Cegamente dentro da bolha
Paul Krugman
The New York Times - O Estado de São Paulo
Ao anunciar a rendição do Japão, em 1945, o imperador Hirohito explicou sua decisão da seguinte forma: “A situação da guerra se desenvolveu não necessariamente em favor do Japão.”
Definitivamente, houve um toque de Hirohito na explicação que Ben Bernanke, o presidente do Federal Reserve (Fed, o banco central americano), deu esta semana para a decisão “porta arrombada, tranca de ferro” de reforçar modestamente a regulamentação da indústria de hipotecas: “Em alguns casos, a disciplina do mercado foi quebrada, e, às vezes, os incentivos para seguir procedimentos para empréstimos prudentes foram corroídos.”
Essa é uma grande subestimação. A explosão dos empréstimos imobiliários “inovadores” em meados desta década foi uma catástrofe completa. Mas talvez Bernanke estivesse com medo de ser franco sobre o quanto as coisas deram errado. Afinal, uma fala sincera teria resultado numa repreensão direta a seu antecessor, Alan Greenspan, que ignorou os apelos para trancar a porta antes que fosse arrombada, ou seja, regulamentar os empréstimos quando estavam num surto de crescimento em vez de fazer isso depois que tinham ruído.
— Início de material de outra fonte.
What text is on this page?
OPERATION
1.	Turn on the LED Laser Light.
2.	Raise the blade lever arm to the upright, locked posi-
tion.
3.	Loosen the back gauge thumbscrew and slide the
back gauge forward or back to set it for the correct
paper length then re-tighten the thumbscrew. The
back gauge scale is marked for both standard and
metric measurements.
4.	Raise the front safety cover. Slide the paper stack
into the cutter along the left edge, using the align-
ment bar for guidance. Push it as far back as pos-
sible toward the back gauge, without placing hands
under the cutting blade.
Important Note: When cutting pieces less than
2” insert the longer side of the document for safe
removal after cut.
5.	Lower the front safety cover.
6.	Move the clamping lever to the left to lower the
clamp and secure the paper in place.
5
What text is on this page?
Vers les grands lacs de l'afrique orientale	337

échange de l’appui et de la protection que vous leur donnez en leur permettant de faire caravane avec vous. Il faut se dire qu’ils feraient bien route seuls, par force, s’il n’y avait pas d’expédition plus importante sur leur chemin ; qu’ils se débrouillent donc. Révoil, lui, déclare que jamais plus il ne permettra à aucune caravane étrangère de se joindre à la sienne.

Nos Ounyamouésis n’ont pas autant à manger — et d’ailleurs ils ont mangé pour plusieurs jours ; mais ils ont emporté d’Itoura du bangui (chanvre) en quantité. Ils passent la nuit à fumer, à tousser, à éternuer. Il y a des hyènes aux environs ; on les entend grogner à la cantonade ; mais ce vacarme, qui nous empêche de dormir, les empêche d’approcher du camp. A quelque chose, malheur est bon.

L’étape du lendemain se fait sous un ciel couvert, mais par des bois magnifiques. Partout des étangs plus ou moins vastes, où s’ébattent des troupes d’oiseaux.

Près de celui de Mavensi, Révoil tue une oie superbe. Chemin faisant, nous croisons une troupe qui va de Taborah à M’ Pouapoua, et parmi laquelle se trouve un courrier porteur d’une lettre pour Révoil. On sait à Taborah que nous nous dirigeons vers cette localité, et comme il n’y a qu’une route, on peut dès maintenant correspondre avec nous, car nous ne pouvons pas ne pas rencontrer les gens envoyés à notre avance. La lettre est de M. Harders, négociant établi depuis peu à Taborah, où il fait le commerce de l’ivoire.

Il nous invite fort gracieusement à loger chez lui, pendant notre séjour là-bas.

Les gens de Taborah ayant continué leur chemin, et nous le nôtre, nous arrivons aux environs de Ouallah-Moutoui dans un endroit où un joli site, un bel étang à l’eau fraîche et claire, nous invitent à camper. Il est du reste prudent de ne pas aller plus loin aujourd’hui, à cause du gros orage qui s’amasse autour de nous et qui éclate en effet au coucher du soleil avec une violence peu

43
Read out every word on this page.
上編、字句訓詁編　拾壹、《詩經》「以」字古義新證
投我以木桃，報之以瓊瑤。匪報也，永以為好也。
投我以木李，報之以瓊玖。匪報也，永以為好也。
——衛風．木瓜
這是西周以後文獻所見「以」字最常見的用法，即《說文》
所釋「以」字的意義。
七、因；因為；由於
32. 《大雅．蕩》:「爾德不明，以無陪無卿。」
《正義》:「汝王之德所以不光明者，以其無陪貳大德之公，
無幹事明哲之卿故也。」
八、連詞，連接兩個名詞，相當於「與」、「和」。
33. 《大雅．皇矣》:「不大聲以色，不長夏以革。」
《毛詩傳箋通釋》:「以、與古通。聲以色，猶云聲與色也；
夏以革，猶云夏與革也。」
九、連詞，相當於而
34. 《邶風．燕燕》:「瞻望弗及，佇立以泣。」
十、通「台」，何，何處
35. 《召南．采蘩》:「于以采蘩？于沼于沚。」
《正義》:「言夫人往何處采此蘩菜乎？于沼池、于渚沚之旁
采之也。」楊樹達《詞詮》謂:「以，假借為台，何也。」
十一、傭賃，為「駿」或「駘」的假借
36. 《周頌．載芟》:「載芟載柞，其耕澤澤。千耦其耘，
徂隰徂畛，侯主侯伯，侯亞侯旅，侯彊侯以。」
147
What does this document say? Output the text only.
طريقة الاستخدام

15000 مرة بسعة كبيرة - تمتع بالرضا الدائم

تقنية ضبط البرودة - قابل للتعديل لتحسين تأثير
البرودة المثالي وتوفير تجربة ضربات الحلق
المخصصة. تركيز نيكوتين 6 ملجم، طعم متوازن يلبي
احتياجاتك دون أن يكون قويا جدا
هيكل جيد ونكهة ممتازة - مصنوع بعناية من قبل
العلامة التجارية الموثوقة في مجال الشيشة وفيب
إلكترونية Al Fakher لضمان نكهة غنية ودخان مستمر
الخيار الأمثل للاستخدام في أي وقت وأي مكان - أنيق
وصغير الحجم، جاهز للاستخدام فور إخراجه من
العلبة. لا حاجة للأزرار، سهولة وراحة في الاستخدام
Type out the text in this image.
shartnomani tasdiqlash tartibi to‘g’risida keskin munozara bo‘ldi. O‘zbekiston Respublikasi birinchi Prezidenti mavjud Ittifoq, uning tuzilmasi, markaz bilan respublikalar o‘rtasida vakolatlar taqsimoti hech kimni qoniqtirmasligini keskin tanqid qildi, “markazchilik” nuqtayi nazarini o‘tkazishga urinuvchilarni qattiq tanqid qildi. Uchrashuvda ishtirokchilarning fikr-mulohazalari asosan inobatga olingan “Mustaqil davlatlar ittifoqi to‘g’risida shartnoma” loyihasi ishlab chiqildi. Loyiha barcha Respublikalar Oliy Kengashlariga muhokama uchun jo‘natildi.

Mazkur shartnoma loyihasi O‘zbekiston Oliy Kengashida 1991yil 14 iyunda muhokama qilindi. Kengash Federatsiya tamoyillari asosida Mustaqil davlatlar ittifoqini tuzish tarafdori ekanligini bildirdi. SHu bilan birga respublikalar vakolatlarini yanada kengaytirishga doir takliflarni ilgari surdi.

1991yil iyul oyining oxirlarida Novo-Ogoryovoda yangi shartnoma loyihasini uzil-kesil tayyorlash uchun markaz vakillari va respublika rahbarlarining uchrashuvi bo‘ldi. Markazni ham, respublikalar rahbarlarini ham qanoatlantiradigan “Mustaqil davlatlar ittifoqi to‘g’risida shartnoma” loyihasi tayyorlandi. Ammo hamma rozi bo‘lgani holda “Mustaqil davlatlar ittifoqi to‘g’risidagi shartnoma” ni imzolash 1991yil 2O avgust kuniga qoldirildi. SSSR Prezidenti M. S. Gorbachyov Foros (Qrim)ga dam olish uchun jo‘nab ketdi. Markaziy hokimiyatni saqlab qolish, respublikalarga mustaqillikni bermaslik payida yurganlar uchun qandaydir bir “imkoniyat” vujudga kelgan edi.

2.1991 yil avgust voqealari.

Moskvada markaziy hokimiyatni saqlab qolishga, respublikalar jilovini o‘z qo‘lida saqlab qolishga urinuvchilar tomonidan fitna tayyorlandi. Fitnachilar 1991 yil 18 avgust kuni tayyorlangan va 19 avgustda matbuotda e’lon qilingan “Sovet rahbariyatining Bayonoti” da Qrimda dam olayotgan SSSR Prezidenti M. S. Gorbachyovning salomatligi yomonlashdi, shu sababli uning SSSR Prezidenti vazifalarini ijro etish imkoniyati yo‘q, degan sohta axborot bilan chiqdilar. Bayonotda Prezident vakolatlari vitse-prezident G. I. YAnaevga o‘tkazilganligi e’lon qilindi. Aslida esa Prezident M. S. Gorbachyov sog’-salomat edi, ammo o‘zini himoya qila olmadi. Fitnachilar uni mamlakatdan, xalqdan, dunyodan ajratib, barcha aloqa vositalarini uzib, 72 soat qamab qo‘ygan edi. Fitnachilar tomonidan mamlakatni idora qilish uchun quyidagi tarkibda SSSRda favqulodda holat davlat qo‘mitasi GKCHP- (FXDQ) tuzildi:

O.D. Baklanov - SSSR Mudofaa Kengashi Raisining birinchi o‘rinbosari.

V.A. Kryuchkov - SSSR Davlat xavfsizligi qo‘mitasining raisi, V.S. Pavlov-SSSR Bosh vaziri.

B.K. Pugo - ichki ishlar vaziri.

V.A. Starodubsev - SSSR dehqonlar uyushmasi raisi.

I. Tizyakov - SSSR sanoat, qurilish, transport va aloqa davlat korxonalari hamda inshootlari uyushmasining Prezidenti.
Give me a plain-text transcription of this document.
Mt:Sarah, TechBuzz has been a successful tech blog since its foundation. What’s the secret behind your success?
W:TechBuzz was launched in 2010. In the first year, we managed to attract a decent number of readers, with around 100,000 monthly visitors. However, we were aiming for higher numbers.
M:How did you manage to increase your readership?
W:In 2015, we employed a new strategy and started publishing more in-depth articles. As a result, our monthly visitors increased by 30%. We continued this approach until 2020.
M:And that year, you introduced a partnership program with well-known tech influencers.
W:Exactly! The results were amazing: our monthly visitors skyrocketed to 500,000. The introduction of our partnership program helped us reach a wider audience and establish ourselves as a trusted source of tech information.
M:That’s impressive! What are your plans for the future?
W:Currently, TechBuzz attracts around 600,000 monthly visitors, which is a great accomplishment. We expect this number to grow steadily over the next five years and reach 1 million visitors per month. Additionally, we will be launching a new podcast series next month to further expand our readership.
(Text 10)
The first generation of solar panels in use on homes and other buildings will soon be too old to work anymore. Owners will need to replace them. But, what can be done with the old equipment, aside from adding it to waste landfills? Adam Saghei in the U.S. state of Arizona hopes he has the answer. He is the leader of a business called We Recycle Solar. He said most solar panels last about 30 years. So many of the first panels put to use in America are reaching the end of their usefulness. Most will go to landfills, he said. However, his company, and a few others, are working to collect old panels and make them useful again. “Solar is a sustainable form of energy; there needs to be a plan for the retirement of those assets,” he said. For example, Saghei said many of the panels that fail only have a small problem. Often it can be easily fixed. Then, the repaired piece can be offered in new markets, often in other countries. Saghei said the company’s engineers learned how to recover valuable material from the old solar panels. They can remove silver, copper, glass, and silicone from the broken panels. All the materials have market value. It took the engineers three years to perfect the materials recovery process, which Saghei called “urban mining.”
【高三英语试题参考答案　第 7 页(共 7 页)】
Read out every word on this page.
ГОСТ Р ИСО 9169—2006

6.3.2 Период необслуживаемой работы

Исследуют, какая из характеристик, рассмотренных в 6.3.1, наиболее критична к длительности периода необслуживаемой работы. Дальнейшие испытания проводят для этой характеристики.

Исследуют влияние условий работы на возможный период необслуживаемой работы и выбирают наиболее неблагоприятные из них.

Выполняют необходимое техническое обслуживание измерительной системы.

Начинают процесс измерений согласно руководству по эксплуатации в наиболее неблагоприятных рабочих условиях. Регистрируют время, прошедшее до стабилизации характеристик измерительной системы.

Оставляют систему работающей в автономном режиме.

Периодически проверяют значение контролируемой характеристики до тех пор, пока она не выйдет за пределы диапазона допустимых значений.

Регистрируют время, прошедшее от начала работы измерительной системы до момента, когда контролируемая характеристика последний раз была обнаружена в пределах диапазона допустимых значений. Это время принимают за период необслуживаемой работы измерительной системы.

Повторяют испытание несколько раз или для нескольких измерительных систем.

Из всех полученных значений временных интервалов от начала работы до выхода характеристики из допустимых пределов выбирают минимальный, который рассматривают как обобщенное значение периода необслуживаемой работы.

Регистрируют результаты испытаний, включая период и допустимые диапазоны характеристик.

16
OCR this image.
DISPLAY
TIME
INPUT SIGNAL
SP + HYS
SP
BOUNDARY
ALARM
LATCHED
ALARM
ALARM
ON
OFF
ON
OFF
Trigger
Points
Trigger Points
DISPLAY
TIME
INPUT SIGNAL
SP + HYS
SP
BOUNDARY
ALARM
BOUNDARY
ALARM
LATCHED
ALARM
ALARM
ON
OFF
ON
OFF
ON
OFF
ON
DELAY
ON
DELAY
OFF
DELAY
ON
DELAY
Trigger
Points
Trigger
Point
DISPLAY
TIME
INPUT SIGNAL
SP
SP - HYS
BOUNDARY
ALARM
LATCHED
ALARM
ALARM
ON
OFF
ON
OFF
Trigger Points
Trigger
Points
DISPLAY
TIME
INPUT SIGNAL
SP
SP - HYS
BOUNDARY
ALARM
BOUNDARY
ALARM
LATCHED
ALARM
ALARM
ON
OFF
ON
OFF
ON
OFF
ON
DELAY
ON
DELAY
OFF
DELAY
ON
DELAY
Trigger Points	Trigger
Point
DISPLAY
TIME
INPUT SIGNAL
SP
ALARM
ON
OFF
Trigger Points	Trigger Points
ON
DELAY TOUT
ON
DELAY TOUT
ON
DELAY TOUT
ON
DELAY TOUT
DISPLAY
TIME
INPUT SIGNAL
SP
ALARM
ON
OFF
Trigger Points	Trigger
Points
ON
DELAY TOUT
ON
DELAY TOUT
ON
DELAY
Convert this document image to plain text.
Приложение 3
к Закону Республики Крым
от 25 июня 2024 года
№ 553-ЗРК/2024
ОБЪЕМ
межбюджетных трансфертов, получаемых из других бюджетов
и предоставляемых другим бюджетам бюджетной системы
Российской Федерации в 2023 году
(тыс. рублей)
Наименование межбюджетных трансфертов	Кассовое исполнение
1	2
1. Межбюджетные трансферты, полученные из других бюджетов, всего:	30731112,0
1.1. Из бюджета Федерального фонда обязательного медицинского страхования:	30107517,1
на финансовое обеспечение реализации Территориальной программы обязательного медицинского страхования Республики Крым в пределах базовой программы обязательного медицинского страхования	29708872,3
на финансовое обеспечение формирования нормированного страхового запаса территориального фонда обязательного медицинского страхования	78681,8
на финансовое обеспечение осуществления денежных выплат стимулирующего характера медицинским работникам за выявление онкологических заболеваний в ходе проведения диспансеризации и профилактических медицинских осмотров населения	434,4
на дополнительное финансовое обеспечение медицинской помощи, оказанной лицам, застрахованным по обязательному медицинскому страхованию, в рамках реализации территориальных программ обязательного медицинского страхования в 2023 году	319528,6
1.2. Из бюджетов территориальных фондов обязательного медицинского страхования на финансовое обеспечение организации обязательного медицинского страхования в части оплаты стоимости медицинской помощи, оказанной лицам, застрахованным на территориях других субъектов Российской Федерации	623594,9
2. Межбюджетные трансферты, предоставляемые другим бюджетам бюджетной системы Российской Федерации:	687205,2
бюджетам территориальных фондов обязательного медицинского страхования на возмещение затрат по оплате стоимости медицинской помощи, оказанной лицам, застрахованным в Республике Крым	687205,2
Usei a expressão “catástrofe completa” deliberadamente. Os apologistas da indústria hipotecária dizem, como Greenspan em seu novo livro, que “os benefícios de ampliar o número de proprietários de moradia” justificaram os riscos do empréstimo desregulamentado.
Mas o número de proprietários de moradias não aumentou. O grosso dos empréstimos subprime duvidosos ocorreu de 2004 a 2006 - mesmo assim, os índices de propriedade já são inferiores aos níveis de meados de 2003. Com a probabilidadede execução de milhões de hipotecas, é bom apostar que o número de proprietários será mais baixo no fim do governo Bush do que era no começo.
Nesse ínterim, durante os anos da bolha, a indústria da hipoteca atraiu milhões de pessoas para tomar emprestado mais do que podiam pagar e, simultanemente, iludiram os investidores, levando-os a investir vastas somas de dinheiro em ativos arriscados erroneamente rotulados como classificação AAA. Estimativas razoáveis indicam que mais de 10 milhões de famílias americanas acabarão devendo mais que o valor dos seus imóveis e os investidores sofrerão prejuízos na casa dos US$ 400 milhões.
Portanto, onde estavam os encarregados da regulamentação enquanto um dos maiores desastres financeiros desde a Grande Depressão acontecia? Estavam cegados pela ideologia. “O Fed deu de ombros enquanto a crise das hipotecas de alto risco se alastrava” foi a manchete de uma reportagem do New York Times sobre a falha dos encarregados da regulamentação. Isso pode ter sido uma discreta estocada no histórico de Greenspan como discípulo de Ayn Rand, a sacerdotisa do capitalismo irrestrito.
Num ensaio de 1963 para o boletim de Ayn, Greenspan rejeitou como mito “coletivista” a idéia de que, se deixarmos os empresários fazerem o que quiserem, “eles tentariam vender alimentos e medicamentos inseguros, valores mobiliários fraudulentos e prédios de má qualidade”. Ao contrário, disse, “é do interesse de todo homem de negócios ter uma reputação de fazer transações honestas e oferecer um produto de qualidade”.
Portanto, não é de estranhar que ele tenha descartado as advertências sobre práticas de empréstimo enganosas, incluindo aquelas de Edward M.Gramlich, membro do conselho do Fed. No mundo de Greenspan, o empréstimo predatório - assim como as tentativas de vender brinquedos envenenados - simplesmente não ocorre.
É claro que, agora que tudo deu errado, pessoas ligadas à indústria financeira estão repensando a crença na perfeição dos livres mercados. Greenspan se manifestou em favor de, isso mesmo, um socorro financeiro do governo. “Há dinheiro disponível”, disse ele - querendo dizer dinheiro dos contribuintes.
Dado o papel da ideologia conservadora na calamidade das hipotecas, é de estranhar que os democratas não sejam mais agressivos em transformar essa catástrofe numa bandeira para a eleição de 2008. Deveriam, pois é difícil imaginar demonstração mais explícita do que está errado na crença econômica de seus opositores.